ARGUMENT
Dans cette œuvre qui nous est parvenue incomplète et dans un certain désordre, Aristote développe sa théorie de l'Etat, pour lui, la plus haute forme de société. L'auteur étudie d'abord les entités qui le précèdent : le village et la famille. Il distingue les éléments de la famille et les rapports entre mari et femme, père et enfants, maître et esclaves. Il justifie l'esclavage. Vient esuite l'étude de la chrématistique ou art d'acquérir des richesses.
Aristote condamne le commerce et l'usure comme contraires a la nature. Ce naturalisme conduit l'auteur a de graves problèmes de morale et de pédagogie.
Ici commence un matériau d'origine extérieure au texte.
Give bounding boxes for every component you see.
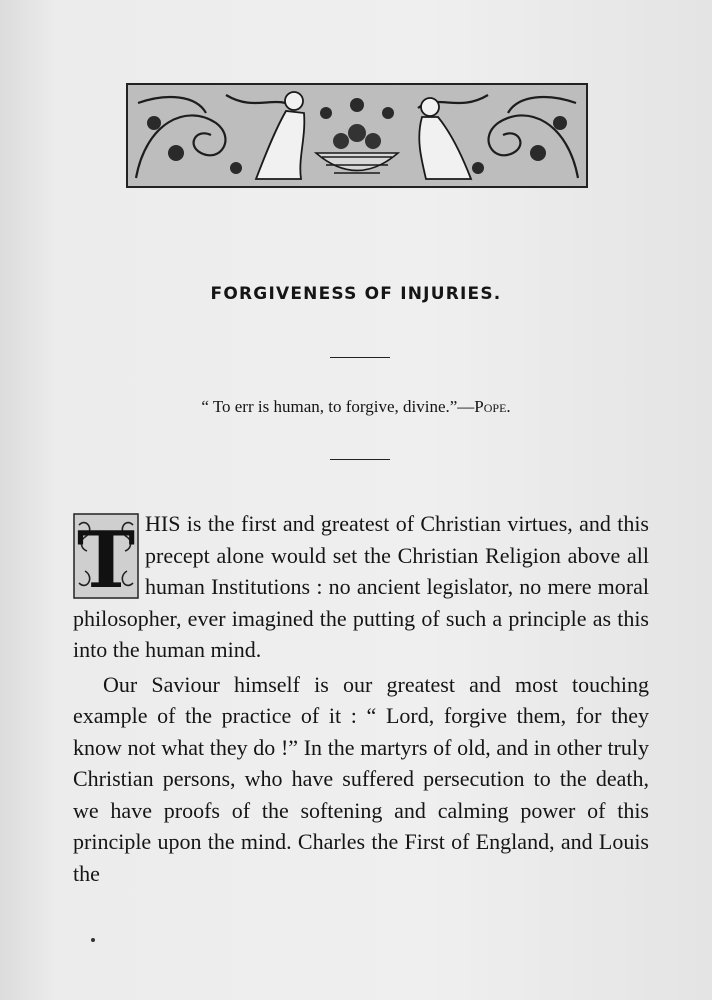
page-speck	[91, 938, 95, 942]
divider-rule-top	[330, 357, 390, 358]
svg-text:T: T	[76, 515, 136, 599]
epigraph-author: Pope.	[474, 397, 511, 416]
chapter-title: FORGIVENESS OF INJURIES.	[210, 284, 502, 304]
epigraph	[0, 397, 712, 417]
paragraph-2: Our Saviour himself is our greatest and most touching example of the practice of it : “ Lord, forgive them, for they know not what they do !” In the martyrs of old, and in other truly Christian persons, who have suffered persecution to the death, we have proofs of the softening and calming power of this principle upon the mind. Charles the First of England, and Louis the	[73, 671, 649, 886]
paragraph-1	[73, 508, 649, 666]
paragraph-1-text: HIS is the first and greatest of Christian virtues, and this precept alone would set the Christian Religion above all human Institutions : no ancient legislator, no mere moral philosopher, ever imagined the putting of such a principle as this into the human mind.	[73, 511, 649, 662]
body-text	[73, 508, 649, 889]
epigraph-quote: “ To err is human, to forgive, divine.”—	[201, 397, 475, 416]
divider-rule-bottom	[330, 459, 390, 460]
headpiece-ornament	[126, 83, 588, 188]
drop-cap-ornament	[73, 513, 139, 599]
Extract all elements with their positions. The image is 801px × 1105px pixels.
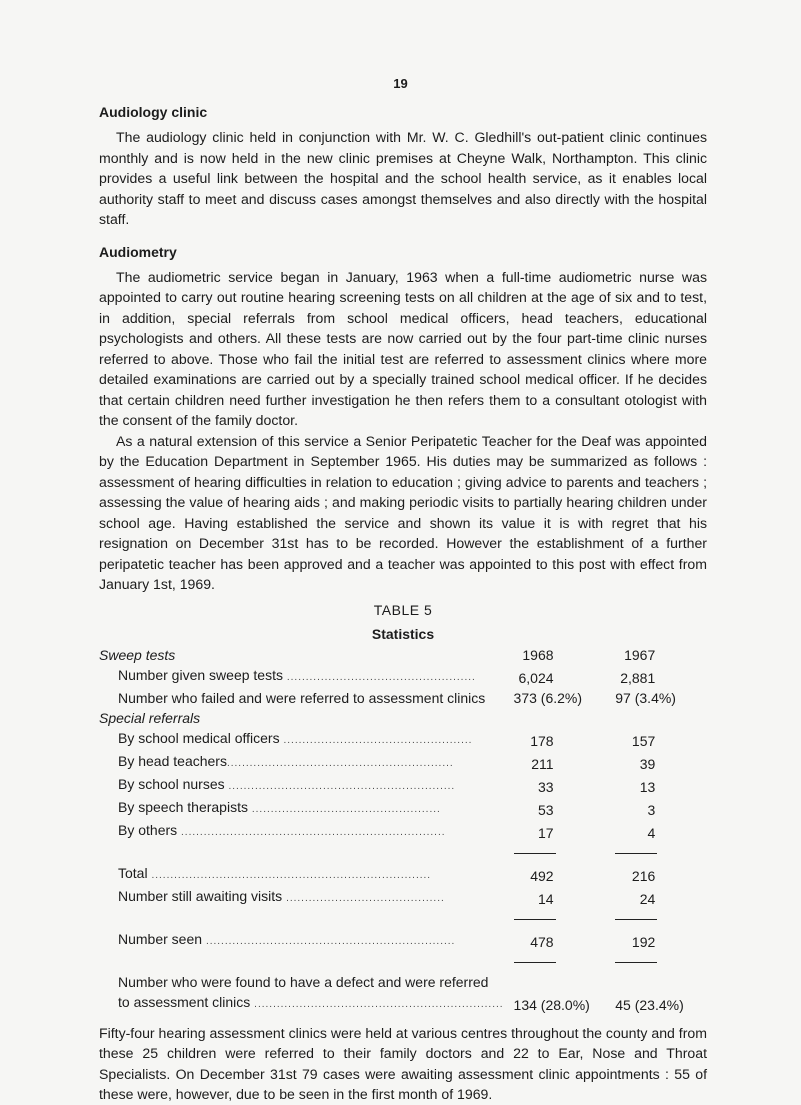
table-header-row (99, 645, 707, 665)
subtotal-rule (514, 919, 556, 920)
table-subtitle: Statistics (371, 625, 435, 642)
subtotal-rule (615, 962, 657, 963)
subtotal-rule (514, 853, 556, 854)
cell-1967: 45 (23.4%) (615, 996, 684, 1013)
document-body (99, 103, 707, 1105)
cell-1967: 3 (647, 801, 656, 818)
statistics-table (99, 645, 707, 1015)
row-label: By school medical officers (118, 729, 280, 746)
table-row (99, 708, 707, 728)
table-row: By others ...................................................................... 17 4 (99, 820, 707, 843)
cell-1968: 33 (537, 778, 554, 795)
row-label: Number who were found to have a defect and were referred (118, 973, 489, 990)
cell-1968: 134 (28.0%) (513, 996, 590, 1013)
cell-1968: 373 (6.2%) (513, 689, 583, 706)
table-row: Number still awaiting visits .......................................... 14 24 (99, 886, 707, 909)
subtotal-rule (615, 919, 657, 920)
table-row (99, 688, 707, 708)
row-label: Number given sweep tests (118, 666, 283, 683)
row-label: Number who failed and were referred to assessment clinics (118, 689, 486, 706)
cell-1968: 17 (537, 824, 554, 841)
cell-1968: 478 (530, 933, 554, 950)
section-heading-audiometry: Audiometry (99, 243, 177, 260)
table-row: Number seen .................................................................. 478 192 (99, 929, 707, 952)
subtotal-rule (615, 853, 657, 854)
row-label: By speech therapists (118, 798, 248, 815)
subtotal-rule (514, 962, 556, 963)
cell-1967: 97 (3.4%) (615, 689, 676, 706)
cell-1967: 2,881 (620, 669, 656, 686)
cell-1967: 4 (647, 824, 656, 841)
row-label: Number still awaiting visits (118, 887, 283, 904)
paragraph-audiology-clinic: The audiology clinic held in conjunction with Mr. W. C. Gledhill's out-patient clinic continues monthly and is now held in the new clinic premises at Cheyne Walk, Northampton. This clinic provides a useful link between the hospital and the school health service, as it enables local authority staff to meet and discuss cases amongst themselves and also directly with the hospital staff. (99, 129, 707, 227)
cell-1967: 24 (639, 890, 656, 907)
cell-1967: 13 (639, 778, 656, 795)
cell-1967: 39 (639, 755, 656, 772)
row-label: By head teachers (118, 752, 227, 769)
cell-1967: 157 (631, 732, 656, 749)
cell-1967: 216 (631, 867, 656, 884)
cell-1968: 492 (530, 867, 554, 884)
cell-1967: 192 (631, 933, 656, 950)
column-header-1968: 1968 (522, 646, 554, 663)
table-row: By school medical officers .................................................. 178 157 (99, 728, 707, 751)
table-row: By speech therapists .................................................. 53 3 (99, 797, 707, 820)
special-referrals-heading: Special referrals (99, 709, 201, 726)
cell-1968: 14 (537, 890, 554, 907)
row-label: By others (118, 821, 178, 838)
table-row: Number given sweep tests .................................................. 6,024 2,881 (99, 665, 707, 688)
table-row: Total .......................................................................... 492 216 (99, 863, 707, 886)
paragraph-audiometry-2: As a natural extension of this service a Senior Peripatetic Teacher for the Deaf was appointed by the Education Department in September 1965. His duties may be summarized as follows : assessment of hearing difficulties in relation to education ; giving advice to parents and teachers ; assessing the value of hearing aids ; and making periodic visits to partially hearing children under school age. Having established the service and shown its value it is with regret that his resignation on December 31st has to be recorded. However the establishment of a further peripatetic teacher has been approved and a teacher was appointed to this post with effect from January 1st, 1969. (99, 432, 707, 592)
section-heading-audiology-clinic: Audiology clinic (99, 104, 208, 120)
cell-1968: 6,024 (518, 669, 554, 686)
row-label: Number seen (118, 930, 203, 947)
column-header-1967: 1967 (624, 646, 656, 663)
table-title: TABLE 5 (373, 601, 433, 618)
cell-1968: 53 (537, 801, 554, 818)
closing-paragraph: Fifty-four hearing assessment clinics were held at various centres throughout the county and from these 25 children were referred to their family doctors and 22 to Ear, Nose and Throat Specialists. On December 31st 79 cases were awaiting assessment clinic appointments : 55 of these were, however, due to be seen in the first month of 1969. (99, 1024, 707, 1102)
cell-1968: 178 (530, 732, 554, 749)
table-row: By school nurses ............................................................ 33 13 (99, 774, 707, 797)
row-label: Total (118, 864, 148, 881)
table-row (99, 972, 707, 992)
row-label: By school nurses (118, 775, 225, 792)
page-number: 19 (393, 76, 408, 91)
paragraph-audiometry-1: The audiometric service began in January, 1963 when a full-time audiometric nurse was appointed to carry out routine hearing screening tests on all children at the age of six and to test, in addition, special referrals from school medical officers, head teachers, educational psychologists and others. All these tests are now carried out by the four part-time clinic nurses referred to above. Those who fail the initial test are referred to assessment clinics where more detailed examinations are carried out by a specially trained school medical officer. If he decides that certain children need further investigation he then refers them to a consultant otologist with the consent of the family doctor. (99, 268, 707, 428)
table-row: to assessment clinics .................................................................. 134 (28.0%) 45 (23.4%) (99, 992, 707, 1015)
cell-1968: 211 (531, 755, 554, 772)
table-row: By head teachers............................................................ 211 39 (99, 751, 707, 774)
sweep-tests-heading: Sweep tests (99, 646, 176, 663)
row-label: to assessment clinics (118, 993, 251, 1010)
Il critique violemment la théorie de la République de Platon, selon laquelle il devait y avoir, dans les deux classes supérieures, communauté de biens, de femmes et d'enfants. L'auteur passe a la définition du vrai citoyen qui participe a la justice et a la magistrature et dont la vertu est aussi bien de savoir obéir que de savoir commander.
Aristote définit alors les trois types de constitutions de l'Etat.
La souveraineté ne peut être exercée que par un seul homme, ou par plusieurs, ou par beaucoup. Ainsi, aurons-nous la monarchie, l'aristocratie et la république, auxquelles correspondent, par dégradation, la tyrannie, l'oligarchie et la démocratie. Pour décider laquelle des trois formes non dégénérées est la meilleure, il faut tenir compte des caractères de chaque peuple. La République tempérée, synthèse d'oligarchie et de démocratie est la plus équilibrée, grâce h une classe moyenne.
Les Etats ont trois fonctions : délibérer, administrer, juger.
C'est la distinction moderne des trois pouvoirs (législatif, exécutif et judiciaire). L'Etat, et non l'individu, doit avoir la charge de l'éducation. Celle-ci doit comprendre l'exercice du corps et celui de l'âme par la pratique des arts, surtout de la musique et de la littérature.